China — The monkey god Sun-Wukong, also known as the Monkey King, was a trickster god (like the coyote to many American Indian tribes). A classic 16th-century novel, The Journey to the West (Xi You Ji or Hsi Yu Chi), has a monkey as its most popular figure, one that also occurs in opera and comic books in China.
Monkeys in the Chinese Zodiac
For people born in either 1932, 1944, 1956, 1968, 1980, 1992, or 2004: You are intelligent and witty, and well-liked due to your extraordinary nature and magnetic personality. You tend to be opportunistic and distrustful of other people.
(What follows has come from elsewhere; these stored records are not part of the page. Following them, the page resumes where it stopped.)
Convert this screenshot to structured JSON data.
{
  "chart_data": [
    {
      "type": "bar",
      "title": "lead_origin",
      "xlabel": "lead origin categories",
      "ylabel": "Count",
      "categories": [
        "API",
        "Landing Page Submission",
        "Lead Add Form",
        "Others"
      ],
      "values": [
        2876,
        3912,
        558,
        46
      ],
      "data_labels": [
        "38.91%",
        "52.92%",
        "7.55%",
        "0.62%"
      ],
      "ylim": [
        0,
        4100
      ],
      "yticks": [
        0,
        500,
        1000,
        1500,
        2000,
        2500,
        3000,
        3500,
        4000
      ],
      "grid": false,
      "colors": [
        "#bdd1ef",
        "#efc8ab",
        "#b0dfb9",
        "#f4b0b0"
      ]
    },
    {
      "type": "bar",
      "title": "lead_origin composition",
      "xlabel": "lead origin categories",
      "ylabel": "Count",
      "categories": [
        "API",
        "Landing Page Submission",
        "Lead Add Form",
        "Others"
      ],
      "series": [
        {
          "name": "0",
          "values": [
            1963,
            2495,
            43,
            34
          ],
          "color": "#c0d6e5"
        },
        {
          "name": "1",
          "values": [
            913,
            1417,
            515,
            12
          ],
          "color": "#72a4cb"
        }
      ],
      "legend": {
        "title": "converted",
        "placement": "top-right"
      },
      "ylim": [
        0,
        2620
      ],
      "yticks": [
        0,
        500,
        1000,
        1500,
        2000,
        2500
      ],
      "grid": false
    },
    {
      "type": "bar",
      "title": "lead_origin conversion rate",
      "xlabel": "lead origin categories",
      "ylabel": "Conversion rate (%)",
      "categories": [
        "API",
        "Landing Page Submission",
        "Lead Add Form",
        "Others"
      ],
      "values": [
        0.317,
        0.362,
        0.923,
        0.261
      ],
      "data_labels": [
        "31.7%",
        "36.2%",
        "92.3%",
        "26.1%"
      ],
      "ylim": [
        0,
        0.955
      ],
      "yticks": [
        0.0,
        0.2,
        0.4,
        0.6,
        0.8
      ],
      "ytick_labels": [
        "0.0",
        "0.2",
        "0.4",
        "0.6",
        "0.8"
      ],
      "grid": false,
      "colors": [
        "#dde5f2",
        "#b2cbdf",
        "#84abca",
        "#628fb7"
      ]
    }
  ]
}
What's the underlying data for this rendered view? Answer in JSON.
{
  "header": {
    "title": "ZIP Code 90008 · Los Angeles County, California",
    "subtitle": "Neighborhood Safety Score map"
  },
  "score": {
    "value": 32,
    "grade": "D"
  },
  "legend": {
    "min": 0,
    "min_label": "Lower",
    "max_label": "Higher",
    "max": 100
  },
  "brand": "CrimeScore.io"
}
You often have success in any field you try. (Good news for those of you growing, producing, selling, and enjoying tea.)
So, do monkeys really pick tea?
My research is inconclusive. There are a few tea vendors out there that swear they do. There are others who not only say they do not, but consider the label “monkey picked” demeaning to the hard-working humans who spend their days in the tea fields doing the actual picking. Still others claim that “monkey picked” refers to a top tier tea made from typically wild thicker leaves or rarer more precious leaves and buds.
Never mind. No matter which is true, monkey tea is “more fun than a barrel of…”
Fortunately, you can also buy tea accessories with monkeys on them (mugs, teapots, T-shirts, etc.). There is even a teapot to commemorate 2004, the “Year of the Monkey.”
Be witty. Steep up a potful of monkey tea. Then, sit back and sip the fun!